Uma segunda influência podia vir de Gomes Leal, das Claridades do Sul, precisamente por causa da sensual clareza de alguns dos quadros (até narrativos, de quando em quando) aí explorados com humor fino
também. Leia-se, por exemplo, «Hora do meio dia», soneto com a mesma distribuição rimática, escrito em versos heroicos; «Selvagem» – com
desejado cenário final que lembra as «Africanas»; «O amor do vermelho»
e «A um corpo perfeito», «A jovem miss», «Hora mística», «Fantasias», «Canibal» – dedicado a Cesário Verde, «Aventuras» (Leal, 1875 pp. 25,
125,126, 151, 209, 232, 246, 252, 256), ou as suas muitas alegorias. De igual modo me parece que Eduardo Neves se identificaria com o
ideal de uma lírica “mais sadia, forte e verdadeira, que não despreze o
amor, nem a imaginação, nem a liberdade” e que fuja “do exagero e do mau gosto” (Leal, 1875 pp. V, VII). Uma poesia, por isso também,
híbrida face às ortodoxias, aos cânones e programas literários – a
heterodoxia poética defendida por Gomes Leal no posfácio às Claridades do Sul.

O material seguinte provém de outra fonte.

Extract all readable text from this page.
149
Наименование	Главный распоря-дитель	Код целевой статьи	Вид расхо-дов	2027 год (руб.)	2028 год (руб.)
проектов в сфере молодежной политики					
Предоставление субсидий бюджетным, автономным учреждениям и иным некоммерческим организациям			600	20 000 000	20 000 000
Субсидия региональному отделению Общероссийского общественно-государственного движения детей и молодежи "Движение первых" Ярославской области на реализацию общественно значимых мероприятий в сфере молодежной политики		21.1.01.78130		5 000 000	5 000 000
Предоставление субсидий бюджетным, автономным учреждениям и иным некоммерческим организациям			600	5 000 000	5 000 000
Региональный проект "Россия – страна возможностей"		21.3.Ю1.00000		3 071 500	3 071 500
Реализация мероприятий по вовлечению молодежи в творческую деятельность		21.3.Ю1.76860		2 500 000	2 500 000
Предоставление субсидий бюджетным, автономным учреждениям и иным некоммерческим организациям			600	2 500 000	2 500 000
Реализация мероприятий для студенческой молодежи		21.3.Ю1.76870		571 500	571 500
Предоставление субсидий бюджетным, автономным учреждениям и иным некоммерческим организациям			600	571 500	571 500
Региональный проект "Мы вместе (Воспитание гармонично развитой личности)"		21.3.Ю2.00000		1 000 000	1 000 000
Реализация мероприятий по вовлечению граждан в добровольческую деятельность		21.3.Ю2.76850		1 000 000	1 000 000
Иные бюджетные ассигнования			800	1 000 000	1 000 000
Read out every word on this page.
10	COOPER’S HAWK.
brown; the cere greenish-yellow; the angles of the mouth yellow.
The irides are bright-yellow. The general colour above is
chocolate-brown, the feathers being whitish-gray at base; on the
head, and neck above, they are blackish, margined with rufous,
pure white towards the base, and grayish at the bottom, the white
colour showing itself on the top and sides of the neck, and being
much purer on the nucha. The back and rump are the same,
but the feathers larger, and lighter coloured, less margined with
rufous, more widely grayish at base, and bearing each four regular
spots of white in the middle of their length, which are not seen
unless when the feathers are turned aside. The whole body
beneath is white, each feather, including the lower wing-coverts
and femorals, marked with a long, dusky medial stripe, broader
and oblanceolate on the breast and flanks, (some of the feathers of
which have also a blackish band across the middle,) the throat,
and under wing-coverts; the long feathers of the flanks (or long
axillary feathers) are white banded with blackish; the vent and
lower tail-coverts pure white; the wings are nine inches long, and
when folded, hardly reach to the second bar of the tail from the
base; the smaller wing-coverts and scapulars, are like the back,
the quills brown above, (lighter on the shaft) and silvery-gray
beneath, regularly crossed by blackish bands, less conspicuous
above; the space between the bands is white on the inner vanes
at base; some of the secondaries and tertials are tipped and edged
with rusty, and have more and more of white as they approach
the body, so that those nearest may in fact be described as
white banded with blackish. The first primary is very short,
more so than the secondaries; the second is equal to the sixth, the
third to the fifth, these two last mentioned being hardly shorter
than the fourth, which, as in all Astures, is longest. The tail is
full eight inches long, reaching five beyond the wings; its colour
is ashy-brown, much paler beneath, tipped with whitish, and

O último dos exemplos, «Metempsychose», de Alberto Marques Pereira,
glosa por sua vez o título de um homónimo de Antero de Quental,
escrito entre 1860 e 1862 (pouco antes, portanto, de o residente
versejador ter nascido) e recolhido nas Primaveras românticas. Mas, apesar de possuírem os dois a mesma métrica e a mesma sequência
rimática, e apesar de ambos se reportarem a uma alteridade absoluta (a
que o título desde logo obrigava), são opostos nos motivos perfilhados, nos intertextos aglomerados e nos conceitos e imagens que rodeiam
essa alteridade ou a representam.
O além de Alberto Marques Pereira é o do «Noivado do sepulcro», de
Soares de Passos, seco de sangue mas ainda com pessoas e paixões
(apesar das estéticas diferenças). A transcendência de Antero é nova e
paradoxal: ela surpreende na matéria fria a origem de um corpo em
“fogo estreme” (que é uma expressão comum entre os ultrarromânticos),
razão pela qual termina com o vigor de um coro de Verdi: “Lôbas, leões! sim, bebei meu sangue!” – tão oposta ao puído pulsar “só por ti, oh
minha amada!” de Alberto Marques Pereira, poeta irrequieto apenas na arquiteturação das rimas. A veemência retórica de um e a sonolência
imagística de outro atingem o nível das frases (Antero abusa das
exclamativas mas usa o modo imperativo com veemência, modo que
está ausente da “metempsychose” de A. M. Pereira). Há, ainda, último
pormenor diferenciador: duas rimas em agudo no segundo terceto da composição do nosso metempsicótico, não se constatando a presença de
nenhuma rima aguda no homónimo de Antero.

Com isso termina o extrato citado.